The CCMA may arbitrate disputes relating to unfair labour practices involving the provision of benefits to employees. If an employee feels that her employer acted unfairly in the provision of benefits due to her, she may declare a dispute at the CCMA. However, where the benefit is purely discretionary, she has no course of action under section186(2)(a) of the Labour Relations Act 66 of 1995 (LRA). The interpretation of the term “benefits” has historically been a bone of contention. The Labour Appeal Court (LAC) has adjudicated on its interpretation. Despite this, the Labour Court (the Court) has found a way of departing from this interpretation.
In HOSPERSA v Northern Cape Provincial Administration (2000) 21 ILJ 1066 (LAC) the LAC held that “benefits” may be divided into two categories:
(1) benefits which are the subject of rights-based disputes
(2) benefits which are the subject of interest-based disputes.
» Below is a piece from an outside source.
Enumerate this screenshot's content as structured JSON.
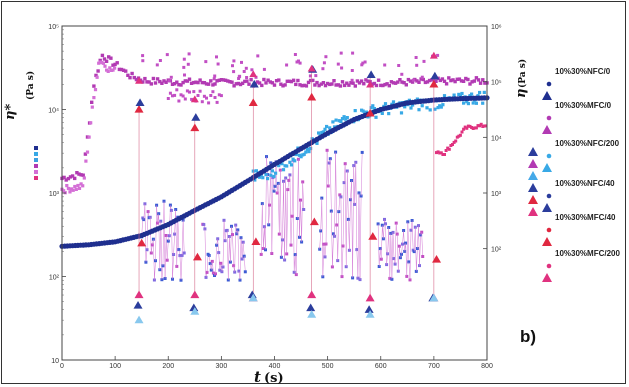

The former category concerns disputes where the benefit in question is legally due to the employee (either through contract or through some statutory entitlement).
The latter category concerns benefits to which the employee is not yet contractually entitled (although he may wish to be). The LAC held that the correct place to raise an interest-based dispute is at the negotiating table (for example, negotiating that each worker receives a free meal per shift). If the employee’s contract does not provide for free meals then the CCMA has no power to adjudicate a claim for free meals because the employee has no right to assert.
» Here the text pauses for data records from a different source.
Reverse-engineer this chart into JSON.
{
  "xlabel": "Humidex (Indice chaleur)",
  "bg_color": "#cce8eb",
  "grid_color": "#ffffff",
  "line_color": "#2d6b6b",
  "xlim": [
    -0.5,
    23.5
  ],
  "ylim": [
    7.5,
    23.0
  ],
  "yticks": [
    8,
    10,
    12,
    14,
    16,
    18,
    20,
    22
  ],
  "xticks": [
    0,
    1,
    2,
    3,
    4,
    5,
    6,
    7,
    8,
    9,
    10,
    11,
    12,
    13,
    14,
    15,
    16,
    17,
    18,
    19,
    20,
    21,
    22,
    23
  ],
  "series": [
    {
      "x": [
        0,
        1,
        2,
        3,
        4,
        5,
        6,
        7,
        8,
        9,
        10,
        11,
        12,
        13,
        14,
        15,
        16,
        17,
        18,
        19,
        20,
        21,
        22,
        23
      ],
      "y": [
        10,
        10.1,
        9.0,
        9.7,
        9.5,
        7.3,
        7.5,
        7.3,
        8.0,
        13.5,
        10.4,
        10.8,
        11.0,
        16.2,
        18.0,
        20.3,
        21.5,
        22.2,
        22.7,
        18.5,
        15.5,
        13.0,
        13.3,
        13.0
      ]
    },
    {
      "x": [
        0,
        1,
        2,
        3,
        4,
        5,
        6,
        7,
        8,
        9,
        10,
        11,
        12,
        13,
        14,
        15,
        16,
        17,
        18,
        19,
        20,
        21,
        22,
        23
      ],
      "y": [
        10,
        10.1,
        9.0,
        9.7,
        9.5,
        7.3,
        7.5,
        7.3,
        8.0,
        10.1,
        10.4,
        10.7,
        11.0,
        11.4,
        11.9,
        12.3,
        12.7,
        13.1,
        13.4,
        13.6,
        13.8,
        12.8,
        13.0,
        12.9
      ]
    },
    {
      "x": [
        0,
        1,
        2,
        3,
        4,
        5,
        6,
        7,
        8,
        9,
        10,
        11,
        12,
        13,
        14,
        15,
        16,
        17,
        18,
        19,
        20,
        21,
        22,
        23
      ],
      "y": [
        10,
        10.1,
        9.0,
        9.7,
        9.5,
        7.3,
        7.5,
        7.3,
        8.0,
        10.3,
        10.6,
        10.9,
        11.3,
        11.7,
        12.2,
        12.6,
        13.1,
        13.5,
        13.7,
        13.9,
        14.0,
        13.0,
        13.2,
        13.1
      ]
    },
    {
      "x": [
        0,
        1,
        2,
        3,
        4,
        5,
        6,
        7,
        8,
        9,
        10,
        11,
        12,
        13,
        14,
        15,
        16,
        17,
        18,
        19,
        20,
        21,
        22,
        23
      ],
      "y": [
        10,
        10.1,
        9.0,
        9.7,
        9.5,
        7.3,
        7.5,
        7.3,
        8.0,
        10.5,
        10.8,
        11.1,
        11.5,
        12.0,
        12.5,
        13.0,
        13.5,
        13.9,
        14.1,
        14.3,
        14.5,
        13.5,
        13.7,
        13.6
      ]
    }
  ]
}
In G4 Security v NASGAWU (unreported case DA 3/08), the LAC considered a situation where an employer who had previously provided free meals to his staff subsequently withdrew those free meals. Following the principle laid down in HOSPERSA, the LAC held that the CCMA has no jurisdiction to resolve such a dispute because the parties could not prove that the free meal was ever a term of the employees’ contract of employment.
However, two decisions of the Court have departed from the principle laid down in HOSPERSA. In Protekon v CCMA [2005] 7 BLLR 703 (LC), the Court held that certain travel concessions constituted “benefits” within the meaning of the LRA even though those concessions were not contractually due to the employees. In this case, the employer’s unilateral withdrawal of this benefit, without consultation with the relevant employees, was considered an unfair labour practice and the employees were compensated accordingly. In the recent case of IMAATU v Umhlathuze Municipality (unreported case D 644/09), the Court follows the decision in Protekon stating that withholding an acting allowance which was granted to the same employee on a different occasion constituted an unfair labour practice (notwithstanding that the acting allowance was never contractually due to the employee).
The judges in IMAATU and Protekon both consider that HOSPERSA too narrowly confines the definition of interest-based disputes. They consider that interest-based disputes should further be divided into instances where a) the employer regularly exercises a discretion to provide a non-contractual benefit, and b) where no such benefit has ever existed before. While the latter should probably be the subject of negotiation, the judges consider that the former may be adjudicated on by the CCMA because the LRA demands that such a discretion be exercised fairly.
However, notwithstanding the more nuanced approach taken by the Court in IMAATU and Protekon, the precedent laid down by the LAC in HOSPERSA and G4 Security is still binding law, despite criticism thereof. Until the decision in HOSPERSA is overturned, only a dispute regarding benefits that arises from contract or statute may be arbitrated in the CCMA. Nevertheless, employers are cautioned on a seemingly growing movement to depart from the HOSPERSA judgment. Employers seeking to amend practices involving the provision of benefits ought to consider the legal impact of such a decision before implementing changes.